I attempted to address these questions in the following way. The spectra in the paper provided data over the 0 to 100,000 Dalton range. In tables 2 and 3 of the paper I compared unadjusted spectra (calibrated using high range calibrants) with these same spectra aligned using low-range m_i and p_i. Below are the c.v.s for peaks obtained in the 2,000-20,000 range. The results are all obtained using the PROcess preprocessing and peak-picking tools and reproduce what is in the paper (page 7 column 1).

		Distribution of c.v.s for 2-20KD
Method	25%	50%	Mean	75%	Number of Peaks
Unadjusted	37	44	63	61	89
Cubic spline	19	25	26	31	86
Quadratic (ciphergen)	19	25	26	31	86

The quadratic results come from adjusting the Ciphergen XML files, exporting the data as CSV files and then using PROcess – as discussed in the text, the results are the same for the cubic spline and quadratic approaches.
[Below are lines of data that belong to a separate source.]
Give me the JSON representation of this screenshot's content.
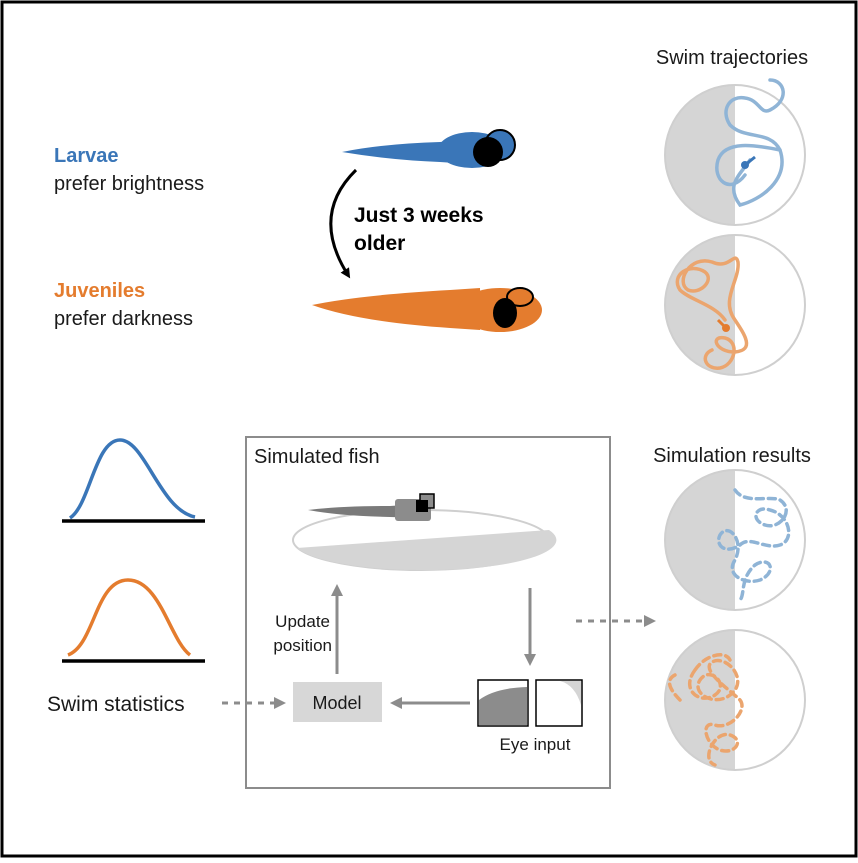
{
  "top": {
    "larvae": {
      "title": "Larvae",
      "desc": "prefer brightness"
    },
    "juveniles": {
      "title": "Juveniles",
      "desc": "prefer darkness"
    },
    "age_note": {
      "line1": "Just 3 weeks",
      "line2": "older"
    },
    "trajectories_title": "Swim trajectories"
  },
  "bottom": {
    "simulated_title": "Simulated fish",
    "update_line1": "Update",
    "update_line2": "position",
    "model_label": "Model",
    "eye_input_label": "Eye input",
    "swim_statistics_label": "Swim statistics",
    "results_title": "Simulation results"
  },
  "colors": {
    "larvae": "#3a76b8",
    "juveniles": "#e47c2e",
    "larvae_light": "#8fb4d6",
    "juveniles_light": "#eba56e",
    "gray_dark_half": "#d5d5d5",
    "arrow_gray": "#8c8c8c",
    "box_gray": "#d7d7d7"
  }
}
Using the same spectra I then chose m_i and p_i values in the high range – near the range of the calibrants. The approximate locations of the p_i (they changed a bit from spectrum to spectrum) were 11.7 KD, 14.0 KD, 33.2 KD, 66.4 KD, and 79.1 KD, relatively close to the calibrants chosen for the instrument (12.3 KD, 17.0 KD, 35.7 KD, 66.4 KD, and 116.4 KD) with the exception of the last calibrant that is outside the data range. Two versions of the quadratic method were conducted, one with b=0 and one with nonzero b.
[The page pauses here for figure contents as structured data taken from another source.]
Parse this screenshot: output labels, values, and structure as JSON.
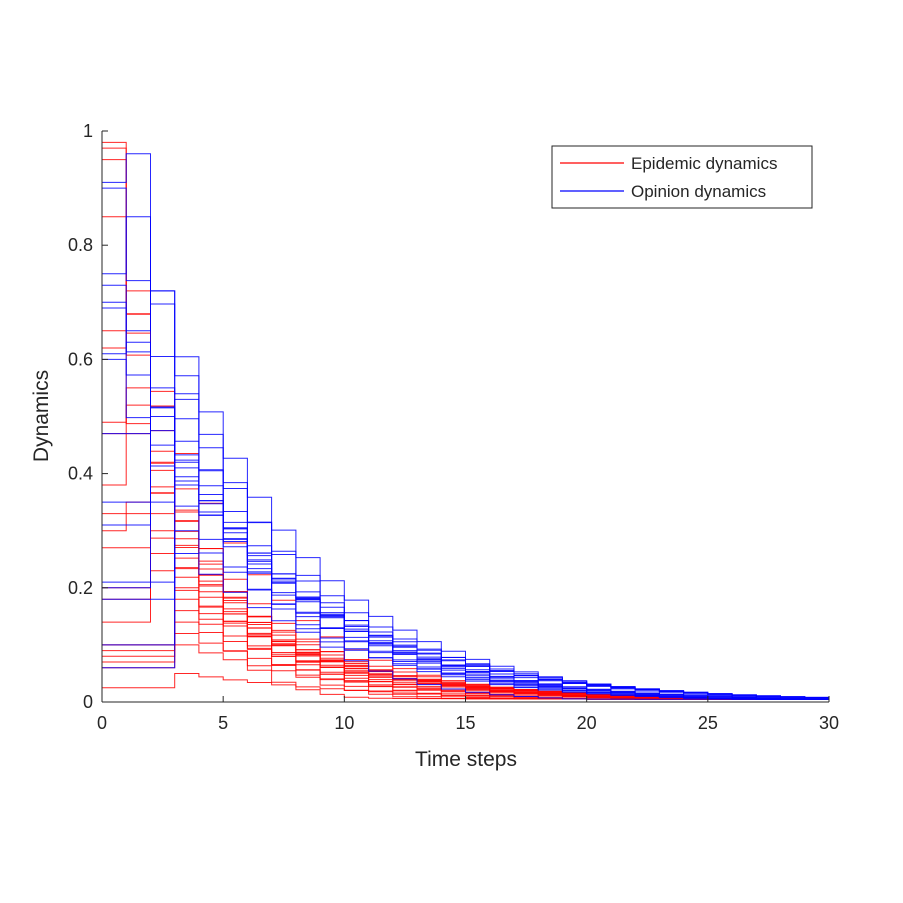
{
  "chart_data": {
    "type": "line",
    "style": "stairs",
    "xlabel": "Time steps",
    "ylabel": "Dynamics",
    "xlim": [
      0,
      30
    ],
    "ylim": [
      0,
      1
    ],
    "xticks": [
      0,
      5,
      10,
      15,
      20,
      25,
      30
    ],
    "yticks": [
      0,
      0.2,
      0.4,
      0.6,
      0.8,
      1
    ],
    "xtick_labels": [
      "0",
      "5",
      "10",
      "15",
      "20",
      "25",
      "30"
    ],
    "ytick_labels": [
      "0",
      "0.2",
      "0.4",
      "0.6",
      "0.8",
      "1"
    ],
    "grid": false,
    "legend_position": "top-right",
    "legend": [
      {
        "label": "Epidemic dynamics",
        "color": "#ff0000"
      },
      {
        "label": "Opinion dynamics",
        "color": "#0000ff"
      }
    ],
    "groups": [
      {
        "name": "Epidemic dynamics",
        "color": "#ff0000",
        "series": [
          {
            "y0": 0.98,
            "peak": 0,
            "decay": 0.62
          },
          {
            "y0": 0.97,
            "peak": 0,
            "decay": 0.7
          },
          {
            "y0": 0.95,
            "peak": 0,
            "decay": 0.68
          },
          {
            "y0": 0.85,
            "peak": 0,
            "decay": 0.8
          },
          {
            "y0": 0.65,
            "peak": 0,
            "decay": 0.75
          },
          {
            "y0": 0.62,
            "peak": 1,
            "decay": 0.72,
            "y1": 0.72
          },
          {
            "y0": 0.49,
            "peak": 1,
            "decay": 0.76,
            "y1": 0.55
          },
          {
            "y0": 0.47,
            "peak": 1,
            "decay": 0.78,
            "y1": 0.52
          },
          {
            "y0": 0.38,
            "peak": 1,
            "decay": 0.78,
            "y1": 0.47
          },
          {
            "y0": 0.33,
            "peak": 2,
            "decay": 0.8,
            "y2": 0.42
          },
          {
            "y0": 0.3,
            "peak": 1,
            "decay": 0.82,
            "y1": 0.35
          },
          {
            "y0": 0.27,
            "peak": 2,
            "decay": 0.82,
            "y2": 0.33
          },
          {
            "y0": 0.2,
            "peak": 2,
            "decay": 0.84,
            "y2": 0.3
          },
          {
            "y0": 0.18,
            "peak": 2,
            "decay": 0.84,
            "y2": 0.26
          },
          {
            "y0": 0.14,
            "peak": 2,
            "decay": 0.85,
            "y2": 0.23
          },
          {
            "y0": 0.1,
            "peak": 3,
            "decay": 0.84,
            "y3": 0.2
          },
          {
            "y0": 0.08,
            "peak": 3,
            "decay": 0.86,
            "y3": 0.18
          },
          {
            "y0": 0.06,
            "peak": 3,
            "decay": 0.85,
            "y3": 0.16
          },
          {
            "y0": 0.1,
            "peak": 3,
            "decay": 0.87,
            "y3": 0.14
          },
          {
            "y0": 0.025,
            "peak": 3,
            "decay": 0.88,
            "y3": 0.05
          },
          {
            "y0": 0.09,
            "peak": 3,
            "decay": 0.86,
            "y3": 0.12
          },
          {
            "y0": 0.07,
            "peak": 3,
            "decay": 0.86,
            "y3": 0.1
          }
        ]
      },
      {
        "name": "Opinion dynamics",
        "color": "#0000ff",
        "series": [
          {
            "y0": 0.91,
            "peak": 1,
            "decay": 0.75,
            "y1": 0.96
          },
          {
            "y0": 0.9,
            "peak": 0,
            "decay": 0.82
          },
          {
            "y0": 0.75,
            "peak": 1,
            "decay": 0.82,
            "y1": 0.85
          },
          {
            "y0": 0.73,
            "peak": 0,
            "decay": 0.84
          },
          {
            "y0": 0.7,
            "peak": 2,
            "decay": 0.84,
            "y1": 0.65,
            "y2": 0.72
          },
          {
            "y0": 0.69,
            "peak": 0,
            "decay": 0.83
          },
          {
            "y0": 0.61,
            "peak": 1,
            "decay": 0.82,
            "y1": 0.63
          },
          {
            "y0": 0.6,
            "peak": 0,
            "decay": 0.83
          },
          {
            "y0": 0.47,
            "peak": 2,
            "decay": 0.83,
            "y2": 0.55
          },
          {
            "y0": 0.35,
            "peak": 3,
            "decay": 0.84,
            "y3": 0.53
          },
          {
            "y0": 0.31,
            "peak": 2,
            "decay": 0.84,
            "y2": 0.5
          },
          {
            "y0": 0.21,
            "peak": 3,
            "decay": 0.86,
            "y3": 0.41
          },
          {
            "y0": 0.2,
            "peak": 2,
            "decay": 0.86,
            "y2": 0.45
          },
          {
            "y0": 0.18,
            "peak": 3,
            "decay": 0.86,
            "y3": 0.38
          },
          {
            "y0": 0.06,
            "peak": 3,
            "decay": 0.87,
            "y3": 0.3
          },
          {
            "y0": 0.1,
            "peak": 3,
            "decay": 0.86,
            "y3": 0.26
          }
        ]
      }
    ]
  }
}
This table shows the results when looking at peaks in the low range – i.e. all the methods are calibrated/aligned far from the region of interest

		Distribution of c.v.s for 2-20KD
Method	25%	50%	Mean	75%	Number of Peaks
Unadjusted	37	44	63	61	89
Cubic spline	29	36	41	43	84
Quadratic (b nonzero)	39	73	88	113	88
Quadratic (b = 0)	25	31	33	38	80

The table shows the cubic spline is still a significant improvement over the unadjusted data, but the quadratic method is terrible – even worse than the unadjusted results. Visual inspection of the spectra revealed the extrapolation errors were quite substantial. I then processed the data constraining b=0 and the improvement was remarkable – surpassing even the cubic spline (that has linear as opposed to quadratic extrapolation). This supports the Ciphergen rep’s suggestion that overfitting could occur with non-zero b values if extrapolation is an issue. This strengthens the concerns about extrapolating results outside the calibration/alignment range.

I then examined how these same alignments had adjusted the higher peaks – those near the calibration and high m_i and p_i. The table below shows the c.v.s in the 10-100 KD range.

		Distribution of c.v.s for 10-100KD
Method	25%	50%	Mean	75%	Number of Peaks
Unadjusted	32	35	36	42	31
Cubic spline	29	33	34	39	36
Quadratic (b nonzero)	30	34	35	40	33
Quadratic (b = 0)	29	33	34	38	30

All the methods perform pretty well. This supports the reviewer’s suggestion that had the calibration been appropriate for the low range then the results in Tables 2 and 3 would have probably been similar for the unadjusted, cubic spline, and quadratic methods.

The lessons I draw from this exercise are
1) It is critical that calibration/alignment be performed over the range of interest. If two ranges are of interest then I suspect some type of alignment procedure will be necessary for at least one of the ranges.
2) Fitting the b parameter likely provides at best only modest improvements and may create additional problems if the calibration/alignment region is inappropriate. This has led to an option of fitting the model in equation 1) with b=0 -- the webpage discussing the ciphergen algorithm has R code implementing this alternative.
3) While it may be true that good calibration may reduce the need for a separate alignment procedure when data are processed on a single machine within one lab over a short period of time, there will still likely be a need for such algorithms when data are compared across machines, centers, or long periods of time.